Frontiers of DeepMind AI in the high-performance computing

research

Matrix multiplication is one of the basic linear algebra operations that is used almost everywhere. For example, fully connected layers in neural networks use matrix multiplication internally. Surprisingly, DeepMind developed a neural network that found a new multiplication algorithm that outperforms current, the best algorithm. Results were published in Nature journal. In this article, we will discuss this research in more detail.

Author: Michael Yurushkin, CEO of BroutonLab, PhD In Computer Science

Children are taught to multiply matrices in high school. Despite the apparent simplicity of the problem statement, scientists in the field of applied numerical methods have been studying fast algorithms for solving it for decades. But what is meant by a fast algorithm?

The main metrics of the implemented algorithm performance is the number of floating point operations per second (FLOPS) required to solve a given problem. Sometimes it is also useful to compare this number with the algorithm's theoretical peak performance (if such an estimate, of course, can be provided).

How are numerical algorithms developed?

Until the 1990s, the main criterion for the algorithms' quality estimation was the time complexity, or to put it simply, the arithmetic operations number. Then arithmetic operations were slow, so it was natural to optimize them. Strassen's algorithm is just one example of such algorithms. But in the 1990s, processors with cache memory began to appear, and it changed the direction of algorithms development.

Example of a processor with a hierarchical cache. Source: https://www.researchgate.net/figure/Two-level-Cache-Hierarchy-in-MPSoC-Architecture_fig1_262370152

With the advent of cache memory, it was not the number of arithmetic operations that mattered, but the number of memory accesses. At the same time, families of block algorithms have become popular, which make it possible to utilize the cache memory most efficiently.

It is worth noting that when building an algorithm, it is also important to take into account other elements of hardware. For example, it is important to efficiently use processor prefetching (that is why we consider the data spatial locality), as well as vector registers. How to develop a fast matrix multiplication algorithm is described in detail in the fundamental work of Kazushige Goto.

Based on the above, the main points that I want to highlight:

1. The theoretical efficiency of algorithms is determined based on the computation time model relevant for a given computing system.

2. With the evolution of hardware, the computation model, and therefore the algorithms themselves, may become outdated.

3. Computation models, so as not to lose flexibility, are still quite simple and abstract. The resulting implementations of the algorithms are still compared and optimized on real hardware.

It is also worth noting that many numerical method packages have a Linpack package interface, which was developed by Jack Dongarra in the 1970s. Among them, such packages as PLASMA, Intel MKL, OpenBLAS, MAGMA, ScaLAPACK, etc. are popular.

Me with Jack Dongarra, founder of Linpack

What is so special about the DeepMind study?

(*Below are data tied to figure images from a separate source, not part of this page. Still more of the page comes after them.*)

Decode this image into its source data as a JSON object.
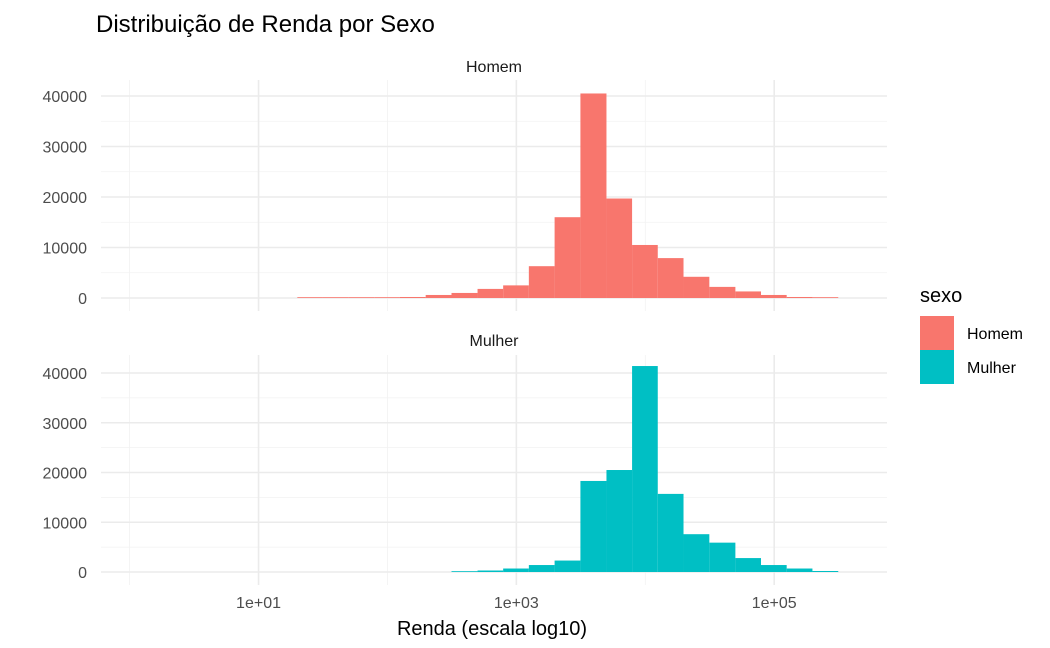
{
  "chart_data": {
    "type": "bar",
    "subtype": "faceted histogram",
    "title": "Distribuição de Renda por Sexo",
    "xlabel": "Renda (escala log10)",
    "ylabel": "",
    "x_scale": "log10",
    "xlim": [
      0.6,
      750000
    ],
    "ylim": [
      0,
      42000
    ],
    "x_ticks": [
      {
        "value": 10,
        "label": "1e+01"
      },
      {
        "value": 1000,
        "label": "1e+03"
      },
      {
        "value": 100000,
        "label": "1e+05"
      }
    ],
    "y_ticks": [
      {
        "value": 0,
        "label": "0"
      },
      {
        "value": 10000,
        "label": "10000"
      },
      {
        "value": 20000,
        "label": "20000"
      },
      {
        "value": 30000,
        "label": "30000"
      },
      {
        "value": 40000,
        "label": "40000"
      }
    ],
    "bin_edges": [
      20,
      31.6,
      50,
      79,
      125,
      198,
      314,
      500,
      790,
      1250,
      1980,
      3140,
      5000,
      7900,
      12500,
      19800,
      31400,
      50000,
      79000,
      125000,
      198000,
      314000
    ],
    "grid": true,
    "legend": {
      "title": "sexo",
      "position": "right"
    },
    "facets": [
      {
        "label": "Homem",
        "color": "#F8766D",
        "counts": [
          80,
          100,
          120,
          150,
          200,
          600,
          1000,
          1800,
          2500,
          6300,
          16000,
          40500,
          19700,
          10500,
          7900,
          4200,
          2200,
          1300,
          600,
          200,
          100
        ]
      },
      {
        "label": "Mulher",
        "color": "#00BFC4",
        "counts": [
          0,
          0,
          0,
          0,
          0,
          0,
          100,
          300,
          700,
          1400,
          2300,
          18300,
          20500,
          41400,
          15700,
          7600,
          5900,
          2800,
          1400,
          700,
          200
        ]
      }
    ]
  }
}
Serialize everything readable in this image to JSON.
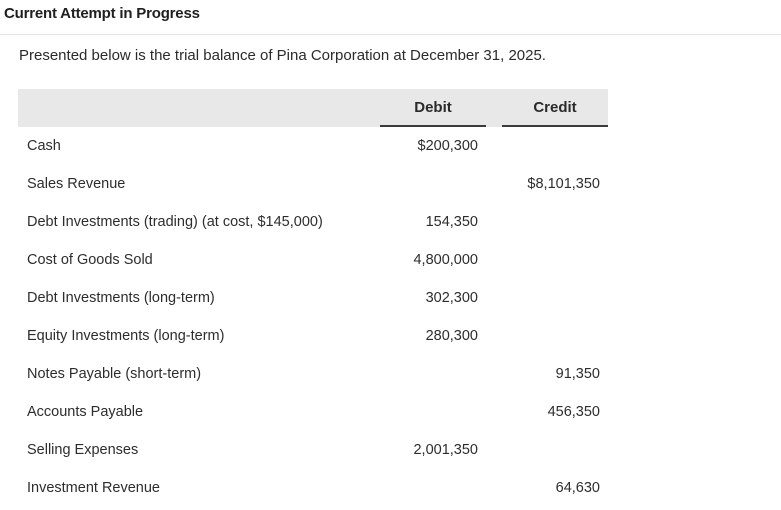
{
  "header": {
    "title": "Current Attempt in Progress"
  },
  "intro": "Presented below is the trial balance of Pina Corporation at December 31, 2025.",
  "table": {
    "columns": {
      "debit": "Debit",
      "credit": "Credit"
    },
    "rows": [
      {
        "label": "Cash",
        "debit": "$200,300",
        "credit": ""
      },
      {
        "label": "Sales Revenue",
        "debit": "",
        "credit": "$8,101,350"
      },
      {
        "label": "Debt Investments (trading) (at cost, $145,000)",
        "debit": "154,350",
        "credit": ""
      },
      {
        "label": "Cost of Goods Sold",
        "debit": "4,800,000",
        "credit": ""
      },
      {
        "label": "Debt Investments (long-term)",
        "debit": "302,300",
        "credit": ""
      },
      {
        "label": "Equity Investments (long-term)",
        "debit": "280,300",
        "credit": ""
      },
      {
        "label": "Notes Payable (short-term)",
        "debit": "",
        "credit": "91,350"
      },
      {
        "label": "Accounts Payable",
        "debit": "",
        "credit": "456,350"
      },
      {
        "label": "Selling Expenses",
        "debit": "2,001,350",
        "credit": ""
      },
      {
        "label": "Investment Revenue",
        "debit": "",
        "credit": "64,630"
      }
    ]
  }
}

The researchers from DeepMind have managed to develop a neural network that efficiently looks over various matrix multiplication algorithms on a specific hardware. Notably, it’s not required to have any a priori theoretical runtime models. All is needed is target hardware, on which it’s possible to do many experiments during the neural network training. According to the results given in the article, the discovered algorithm outperformed the current best human-designed algorithm. It seems to me that this is a significant event. It can impact on the development of tools for fundamental research. However, I would like to highlight a few important points.

1. Low generalizing ability. The proposed approach can only be used to generate hypotheses that researchers can test, analyze and draw conclusions. After all, the response of a neural network does not have any generalizing ability. Indeed, a neural network will not answer the following fundamental questions:

What is the asymptotic complexity of the algorithm?
On which datasets does the algorithm work better, and on which ones worse
Why does found algorithm perform faster?

2. High cost of research. Given the fact that during its training, the neural network itself sets up many experiments and draws conclusions based on the measured running time, this requires large computing resources. Moreover, because of the reason Transformers, which are distinguished by their large size, are used at the heart of the neural network, I suspect that not all universities will be able to conduct such research.

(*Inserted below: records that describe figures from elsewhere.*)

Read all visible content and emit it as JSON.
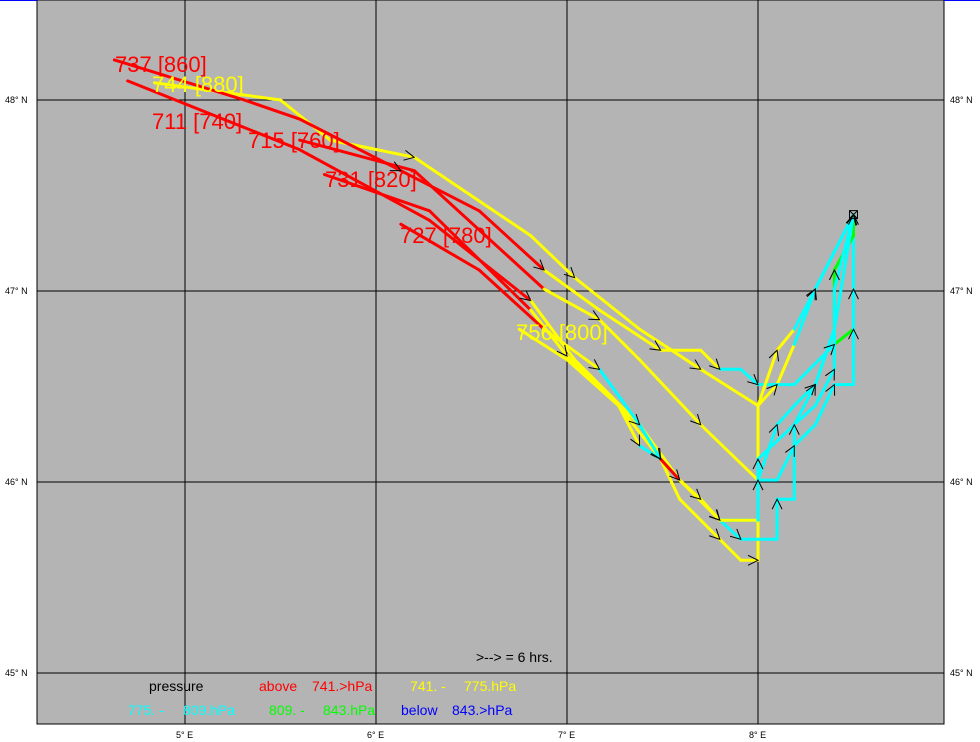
{
  "colors": {
    "r": "#ff0000",
    "y": "#ffff00",
    "c": "#00ffff",
    "g": "#00ff00",
    "b": "#0000ff",
    "background": "#b4b4b4"
  },
  "axes": {
    "lat_labels": [
      "48° N",
      "47° N",
      "46° N",
      "45° N"
    ],
    "lon_labels": [
      "5° E",
      "6° E",
      "7° E",
      "8° E"
    ],
    "lats": [
      48,
      47,
      46,
      45
    ],
    "lons": [
      5,
      6,
      7,
      8
    ]
  },
  "source": {
    "lon": 8.5,
    "lat": 47.4,
    "icon": "source-marker-icon"
  },
  "trajectory_labels": [
    "737 [860]",
    "744 [880]",
    "711 [740]",
    "715 [760]",
    "731 [820]",
    "727 [780]",
    "756 [800]"
  ],
  "trajectory_label_colors": [
    "r",
    "y",
    "r",
    "r",
    "r",
    "r",
    "y"
  ],
  "trajectories": [
    [
      [
        4.84,
        48.09
      ],
      [
        5.5,
        48.0,
        "y"
      ],
      [
        5.76,
        47.79,
        "y"
      ],
      [
        6.2,
        47.7,
        "y"
      ],
      [
        6.81,
        47.29,
        "y"
      ],
      [
        7.04,
        47.07,
        "y"
      ],
      [
        7.38,
        46.8,
        "y"
      ],
      [
        7.7,
        46.59,
        "y"
      ],
      [
        8.0,
        46.4,
        "y"
      ],
      [
        8.1,
        46.51,
        "y"
      ],
      [
        8.19,
        46.72,
        "y"
      ],
      [
        8.3,
        47.01,
        "c"
      ],
      [
        8.5,
        47.4,
        "c"
      ]
    ],
    [
      [
        4.63,
        48.21
      ],
      [
        5.31,
        48.0,
        "r"
      ],
      [
        5.6,
        47.9,
        "r"
      ],
      [
        6.13,
        47.63,
        "r"
      ],
      [
        6.54,
        47.42,
        "r"
      ],
      [
        6.88,
        47.11,
        "r"
      ],
      [
        7.17,
        46.9,
        "y"
      ],
      [
        7.49,
        46.69,
        "y"
      ],
      [
        7.7,
        46.69,
        "y"
      ],
      [
        7.8,
        46.59,
        "y"
      ],
      [
        7.91,
        46.59,
        "c"
      ],
      [
        8.0,
        46.51,
        "c"
      ],
      [
        8.19,
        46.51,
        "c"
      ],
      [
        8.4,
        46.72,
        "c"
      ],
      [
        8.5,
        46.8,
        "g"
      ],
      [
        8.5,
        47.01,
        "g"
      ],
      [
        8.5,
        47.4,
        "b"
      ]
    ],
    [
      [
        4.7,
        48.1
      ],
      [
        5.6,
        47.74,
        "r"
      ],
      [
        6.28,
        47.37,
        "r"
      ],
      [
        6.81,
        46.95,
        "r"
      ],
      [
        7.04,
        46.64,
        "y"
      ],
      [
        7.38,
        46.3,
        "y"
      ],
      [
        7.59,
        46.01,
        "y"
      ],
      [
        7.8,
        45.8,
        "y"
      ],
      [
        8.0,
        45.8,
        "c"
      ],
      [
        8.0,
        46.01,
        "c"
      ],
      [
        8.1,
        46.01,
        "c"
      ],
      [
        8.19,
        46.19,
        "c"
      ],
      [
        8.3,
        46.3,
        "c"
      ],
      [
        8.4,
        46.51,
        "c"
      ],
      [
        8.5,
        46.51,
        "c"
      ],
      [
        8.5,
        46.8,
        "c"
      ],
      [
        8.5,
        47.4,
        "c"
      ]
    ],
    [
      [
        5.6,
        47.79
      ],
      [
        6.2,
        47.63,
        "r"
      ],
      [
        6.88,
        47.01,
        "r"
      ],
      [
        7.17,
        46.85,
        "y"
      ],
      [
        7.38,
        46.64,
        "y"
      ],
      [
        7.7,
        46.3,
        "y"
      ],
      [
        8.0,
        46.01,
        "y"
      ],
      [
        8.1,
        46.3,
        "c"
      ],
      [
        8.19,
        46.4,
        "c"
      ],
      [
        8.3,
        46.51,
        "c"
      ],
      [
        8.4,
        46.8,
        "c"
      ],
      [
        8.4,
        47.11,
        "g"
      ],
      [
        8.5,
        47.29,
        "g"
      ],
      [
        8.5,
        47.4,
        "g"
      ]
    ],
    [
      [
        5.73,
        47.61
      ],
      [
        6.28,
        47.42,
        "r"
      ],
      [
        6.81,
        46.9,
        "r"
      ],
      [
        7.0,
        46.66,
        "y"
      ],
      [
        7.27,
        46.4,
        "y"
      ],
      [
        7.49,
        46.12,
        "y"
      ],
      [
        7.59,
        45.91,
        "y"
      ],
      [
        7.8,
        45.7,
        "y"
      ],
      [
        7.91,
        45.59,
        "y"
      ],
      [
        8.0,
        45.59,
        "y"
      ],
      [
        8.0,
        46.4,
        "y"
      ],
      [
        8.1,
        46.69,
        "y"
      ],
      [
        8.19,
        46.8,
        "y"
      ],
      [
        8.3,
        47.01,
        "c"
      ],
      [
        8.5,
        47.4,
        "c"
      ]
    ],
    [
      [
        6.13,
        47.35
      ],
      [
        6.54,
        47.11,
        "r"
      ],
      [
        6.88,
        46.8,
        "r"
      ],
      [
        7.17,
        46.59,
        "y"
      ],
      [
        7.38,
        46.3,
        "c"
      ],
      [
        7.49,
        46.12,
        "c"
      ],
      [
        7.59,
        46.01,
        "c"
      ],
      [
        7.7,
        45.91,
        "y"
      ],
      [
        7.8,
        45.8,
        "y"
      ],
      [
        7.91,
        45.7,
        "c"
      ],
      [
        8.1,
        45.7,
        "c"
      ],
      [
        8.1,
        45.91,
        "c"
      ],
      [
        8.19,
        45.91,
        "c"
      ],
      [
        8.19,
        46.3,
        "c"
      ],
      [
        8.3,
        46.4,
        "c"
      ],
      [
        8.4,
        46.59,
        "c"
      ],
      [
        8.4,
        47.01,
        "c"
      ],
      [
        8.5,
        47.4,
        "c"
      ]
    ],
    [
      [
        6.75,
        46.8
      ],
      [
        7.0,
        46.64,
        "y"
      ],
      [
        7.27,
        46.4,
        "y"
      ],
      [
        7.38,
        46.19,
        "y"
      ],
      [
        7.49,
        46.12,
        "c"
      ],
      [
        7.59,
        46.01,
        "r"
      ],
      [
        7.7,
        45.91,
        "y"
      ],
      [
        7.8,
        45.8,
        "y"
      ],
      [
        8.0,
        45.8,
        "y"
      ],
      [
        8.0,
        46.12,
        "c"
      ],
      [
        8.19,
        46.3,
        "c"
      ],
      [
        8.3,
        46.51,
        "c"
      ],
      [
        8.4,
        46.8,
        "c"
      ],
      [
        8.5,
        47.4,
        "c"
      ]
    ]
  ],
  "time_legend": ">--> =  6 hrs.",
  "legend": {
    "title": "pressure",
    "above_label": "above",
    "above_value": "741.>hPa",
    "yellow_from": "741. -",
    "yellow_to": "775.hPa",
    "cyan_from": "775. -",
    "cyan_to": "809.hPa",
    "green_from": "809. -",
    "green_to": "843.hPa",
    "below_label": "below",
    "below_value": "843.>hPa"
  }
}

3. Results are not generalizable for other hardware architectures. Another point that is also worth paying attention to: this approach helps to create efficient algorithms for specific hardware. Indeed, during training, the neural network conducts many experiments on a given hardware and measures the running time of the algorithm. Obviously, this approach will not be able to answer how the found algorithm will perform on other hardware.

4. And the last point: very often, hardware and algorithms are designed together, and not separately. For example, such an approach makes sense when the hardware is very expensive for mass use, you need to provide requirements for hardware manufacturers, and these requirements are driven by the target algorithm. The areas for which this problem is relevant are robotics, high-performance computing, problems of mathematical physics, etc. In these cases, it is obvious that suggested AI from DeepMind cannot be applied, since the hardware has not even been designed yet, and there is nothing to train the neural network.

However, I will repeat myself. I was very interested to hear about this work. And I am glad that these studies are being carried out.